Art and the Culture on Interruption
November 7th, 2009 by jtony
I’m getting in on the tail end of this meme, I know, but I think there’s a point here, so bear with me.
I’m not a big fan of Kanye West. I don’t dislike him or anything, it is just that, except for his occasional outbursts, he doesn’t really hit my radar. I’m told he’s a talented musician, and I believe that, but I really haven’t partaken in much of his work, so I don’t know first hand.
The same can be said for Beyoncé and Taylor Swift. I can’t think of a single song I know by Swift, and Beyoncé I only really know through Glee and Coverville (If I ever figure out how to surgically removed that song from my brain there will be scars).

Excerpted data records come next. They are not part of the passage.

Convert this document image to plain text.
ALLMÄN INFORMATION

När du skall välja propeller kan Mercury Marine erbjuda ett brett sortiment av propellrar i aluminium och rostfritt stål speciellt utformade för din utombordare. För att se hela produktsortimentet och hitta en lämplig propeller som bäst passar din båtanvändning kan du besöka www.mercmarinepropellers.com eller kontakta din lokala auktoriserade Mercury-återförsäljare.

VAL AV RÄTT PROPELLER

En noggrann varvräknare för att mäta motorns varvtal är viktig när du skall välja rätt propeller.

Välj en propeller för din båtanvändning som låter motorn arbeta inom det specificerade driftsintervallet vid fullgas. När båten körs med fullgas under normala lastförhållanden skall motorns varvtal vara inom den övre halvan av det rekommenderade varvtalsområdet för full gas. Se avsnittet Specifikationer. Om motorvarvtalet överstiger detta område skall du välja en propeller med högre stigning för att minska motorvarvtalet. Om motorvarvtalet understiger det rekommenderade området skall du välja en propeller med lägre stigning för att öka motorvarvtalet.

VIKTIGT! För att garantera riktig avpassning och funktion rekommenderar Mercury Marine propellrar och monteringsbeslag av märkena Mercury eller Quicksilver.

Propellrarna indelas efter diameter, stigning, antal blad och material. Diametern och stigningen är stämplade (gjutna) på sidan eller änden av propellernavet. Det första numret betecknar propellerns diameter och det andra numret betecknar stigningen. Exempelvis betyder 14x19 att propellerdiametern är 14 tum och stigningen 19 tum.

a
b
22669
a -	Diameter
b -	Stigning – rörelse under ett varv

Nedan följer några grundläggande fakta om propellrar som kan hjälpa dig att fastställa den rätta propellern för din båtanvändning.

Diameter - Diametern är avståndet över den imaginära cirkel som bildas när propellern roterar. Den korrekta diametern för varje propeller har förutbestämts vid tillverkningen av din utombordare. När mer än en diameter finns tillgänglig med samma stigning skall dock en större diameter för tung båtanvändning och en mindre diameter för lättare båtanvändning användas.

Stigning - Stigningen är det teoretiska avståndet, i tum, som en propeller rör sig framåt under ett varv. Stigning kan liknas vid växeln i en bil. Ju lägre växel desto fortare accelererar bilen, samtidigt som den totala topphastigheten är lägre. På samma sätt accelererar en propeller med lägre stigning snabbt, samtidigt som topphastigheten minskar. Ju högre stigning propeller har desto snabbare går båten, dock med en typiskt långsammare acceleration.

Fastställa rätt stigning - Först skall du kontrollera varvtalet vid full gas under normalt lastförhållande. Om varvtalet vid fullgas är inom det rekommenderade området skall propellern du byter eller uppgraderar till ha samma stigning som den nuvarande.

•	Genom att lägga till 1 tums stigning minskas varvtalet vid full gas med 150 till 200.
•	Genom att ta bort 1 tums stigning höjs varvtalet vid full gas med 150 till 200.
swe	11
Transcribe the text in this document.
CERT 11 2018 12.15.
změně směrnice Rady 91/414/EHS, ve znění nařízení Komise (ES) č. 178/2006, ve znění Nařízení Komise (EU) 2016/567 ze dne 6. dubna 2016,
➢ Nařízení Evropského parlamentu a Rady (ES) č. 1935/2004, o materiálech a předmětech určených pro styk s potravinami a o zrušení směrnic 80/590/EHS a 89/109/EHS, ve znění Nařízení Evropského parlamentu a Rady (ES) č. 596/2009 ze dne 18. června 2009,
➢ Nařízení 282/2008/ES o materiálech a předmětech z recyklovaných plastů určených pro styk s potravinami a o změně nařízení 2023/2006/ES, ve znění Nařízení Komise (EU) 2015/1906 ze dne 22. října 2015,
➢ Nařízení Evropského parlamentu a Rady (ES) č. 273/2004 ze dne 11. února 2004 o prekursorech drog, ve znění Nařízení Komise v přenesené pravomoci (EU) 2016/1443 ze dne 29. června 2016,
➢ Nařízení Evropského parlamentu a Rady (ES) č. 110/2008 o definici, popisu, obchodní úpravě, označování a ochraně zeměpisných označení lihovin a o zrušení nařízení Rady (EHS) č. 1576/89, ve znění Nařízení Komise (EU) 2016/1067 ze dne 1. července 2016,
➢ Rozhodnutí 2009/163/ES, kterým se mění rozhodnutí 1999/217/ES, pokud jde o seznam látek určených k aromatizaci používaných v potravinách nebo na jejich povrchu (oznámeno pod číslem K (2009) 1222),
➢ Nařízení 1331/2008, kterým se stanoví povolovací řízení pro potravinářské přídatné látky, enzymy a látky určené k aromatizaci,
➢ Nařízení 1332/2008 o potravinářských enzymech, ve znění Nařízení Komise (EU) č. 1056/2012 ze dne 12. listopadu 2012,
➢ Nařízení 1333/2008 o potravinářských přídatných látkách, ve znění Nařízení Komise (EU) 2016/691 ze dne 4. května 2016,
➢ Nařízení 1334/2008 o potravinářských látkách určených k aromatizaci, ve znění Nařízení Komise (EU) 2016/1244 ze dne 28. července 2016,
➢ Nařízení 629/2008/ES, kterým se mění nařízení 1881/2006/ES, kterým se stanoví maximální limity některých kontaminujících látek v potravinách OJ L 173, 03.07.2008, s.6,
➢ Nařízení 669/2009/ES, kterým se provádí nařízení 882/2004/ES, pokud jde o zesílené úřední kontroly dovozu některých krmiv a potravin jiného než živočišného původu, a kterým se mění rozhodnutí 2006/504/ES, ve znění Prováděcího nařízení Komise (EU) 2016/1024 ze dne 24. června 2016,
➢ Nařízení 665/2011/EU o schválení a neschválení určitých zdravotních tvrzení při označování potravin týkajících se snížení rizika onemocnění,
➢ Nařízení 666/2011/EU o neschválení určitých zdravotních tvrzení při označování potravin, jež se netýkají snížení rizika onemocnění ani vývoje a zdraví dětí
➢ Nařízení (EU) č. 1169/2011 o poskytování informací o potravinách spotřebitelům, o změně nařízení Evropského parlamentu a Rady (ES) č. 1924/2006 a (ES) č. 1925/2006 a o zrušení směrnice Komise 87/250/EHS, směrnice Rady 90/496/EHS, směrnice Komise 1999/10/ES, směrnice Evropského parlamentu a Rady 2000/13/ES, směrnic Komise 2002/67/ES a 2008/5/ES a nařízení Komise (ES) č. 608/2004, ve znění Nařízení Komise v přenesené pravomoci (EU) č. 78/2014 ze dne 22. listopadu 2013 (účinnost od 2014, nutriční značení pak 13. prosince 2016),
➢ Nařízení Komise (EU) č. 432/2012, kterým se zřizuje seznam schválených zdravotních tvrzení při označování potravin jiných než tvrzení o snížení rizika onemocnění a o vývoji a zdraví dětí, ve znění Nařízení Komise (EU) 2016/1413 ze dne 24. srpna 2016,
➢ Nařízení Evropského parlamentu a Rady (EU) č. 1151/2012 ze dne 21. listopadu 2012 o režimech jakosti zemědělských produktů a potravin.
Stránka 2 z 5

But I was fascinated by the MTV Video Music Awards and Kanye West’s interruption of Taylor Swift’s acceptance speech to extole the virtues of Beyoncé’s video and the subsequent memes it has produced. The audacity it would take to interrupt someone’s speech not to say that you deserved it (like he did at the European VMA Awards in 2007), but that someone else deserved it more… that’s just amazing.

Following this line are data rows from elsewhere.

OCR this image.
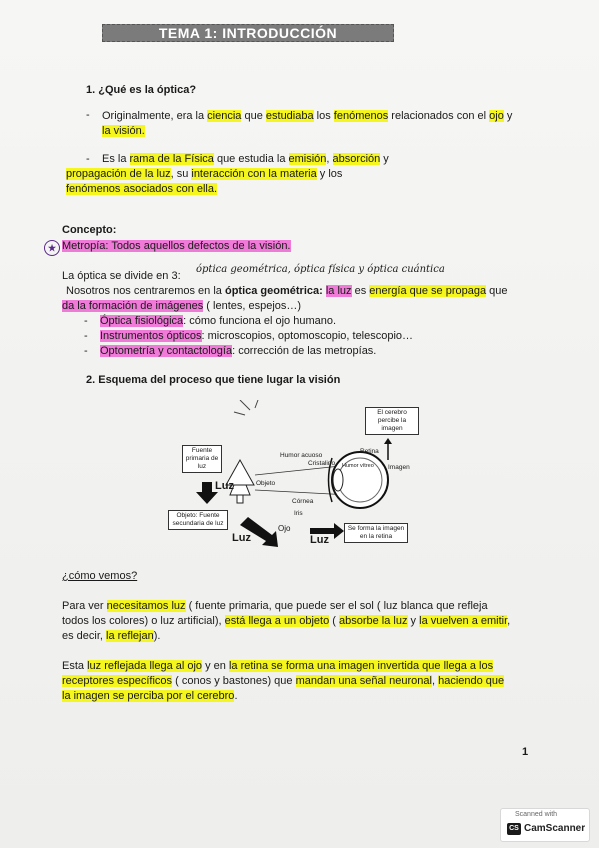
TEMA 1: INTRODUCCIÓN
1. ¿Qué es la óptica?
- Originalmente, era la ciencia que estudiaba los fenómenos relacionados con el ojo y
la visión.
- Es la rama de la Física que estudia la emisión, absorción y
propagación de la luz, su interacción con la materia y los
fenómenos asociados con ella.
Concepto:
★ Metropía: Todos aquellos defectos de la visión.
La óptica se divide en 3:
óptica geométrica, óptica física y óptica cuántica
Nosotros nos centraremos en la óptica geométrica: la luz es energía que se propaga que
da la formación de imágenes ( lentes, espejos…)
- Óptica fisiológica: cómo funciona el ojo humano.
- Instrumentos ópticos: microscopios, optomoscopio, telescopio…
- Optometría y contactología: corrección de las metropías.
2. Esquema del proceso que tiene lugar la visión
El cerebro percibe la imagen
Fuente primaria de luz
Luz	Objeto
Objeto: Fuente secundaria de luz
Luz
Ojo
Luz
Se forma la imagen en la retina
Humor acuoso
Cristalino Humor vítreo
Retina
Imagen
Córnea
Iris
¿cómo vemos?
Para ver necesitamos luz ( fuente primaria, que puede ser el sol ( luz blanca que refleja
todos los colores) o luz artificial), está llega a un objeto ( absorbe la luz y la vuelven a emitir,
es decir, la reflejan).
Esta luz reflejada llega al ojo y en la retina se forma una imagen invertida que llega a los
receptores específicos ( conos y bastones) que mandan una señal neuronal, haciendo que
la imagen se perciba por el cerebro.
1
Scanned with
CS CamScanner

What I’m finding particularly interesting is how shocking it all is. How surprising it is to see someone get up and break the planned framework and interject something else, however self serving and asinine. It surprises me that the American public finds this so novel.We live in a culture of all kinds of constant interruptions. From commercial television to pop-up ads on the internet, the culture of interruption is pervasive in our lives. From stop lights to panhandlers to our telephones, our lives are filled with things that break up our intended patterns. So why is it so surprising when Kanye West does it?Well, for one thing, the sheer rudeness of the way he interrupts and the inappropriateness of the comment at that particular time, but I think also that a single person not only can get up and take the entire scene hostage, but that he thinks he can and basically gets away with it. I think that’s the main thing we react to. That’s what we don’t like.But, I think that, as artists, we all need to be a little bit more like Kayne West, or at least our pieces do.
I’m not saying we should go around being rude to fellow artists, interrupting them when it is their moment to shine. I think the opposite, that we need to behave with the greatest reverence to our fellow artists… even the ones we don’t really like. Especially the ones we don’t really like.
But every piece of art needs to be thought of as just the same, jarring interruption to daily life that Kayne West was to Taylor Swift. A painting on a wall needs to interrupt that wall and stop you in your tracks to present you with an augmentation to your reality that you’ll carry away with you. “I see you’re enjoying that wall paper. I’m happy for you and Imma let you finish, but Elvis was the greatest gunslinger OF ALL TIME!”
Sculptures should shake your attention away from the surroundings and freeze your thoughts into a focused contemplation of form. “I see you’re looking at the columns and tiles in this courtyard, and Imma let you finish, but The Thinker had the best Thoughtful Pose OF ALL TIME!”
Ok, so maybe the analogy is not perfect, but the idea is that every piece of art should arrest you, stop you rocking in your sneaks and break, even just for a moment, the pattern of your day. If we start with that aim and cling to it throught the creation process until the finished piece not only arrests other viewers, but us, the creators, well, I think we might have something worth contemplating as art.
Art interrupts our lives, our patterns in ways we must be grateful for, because it makes us look at everything else just a little differently afterward. We don’t have to be like Kanye West, but our art should be just as outrageously brave and audacious and hubris in interrupting the daily patterns of life.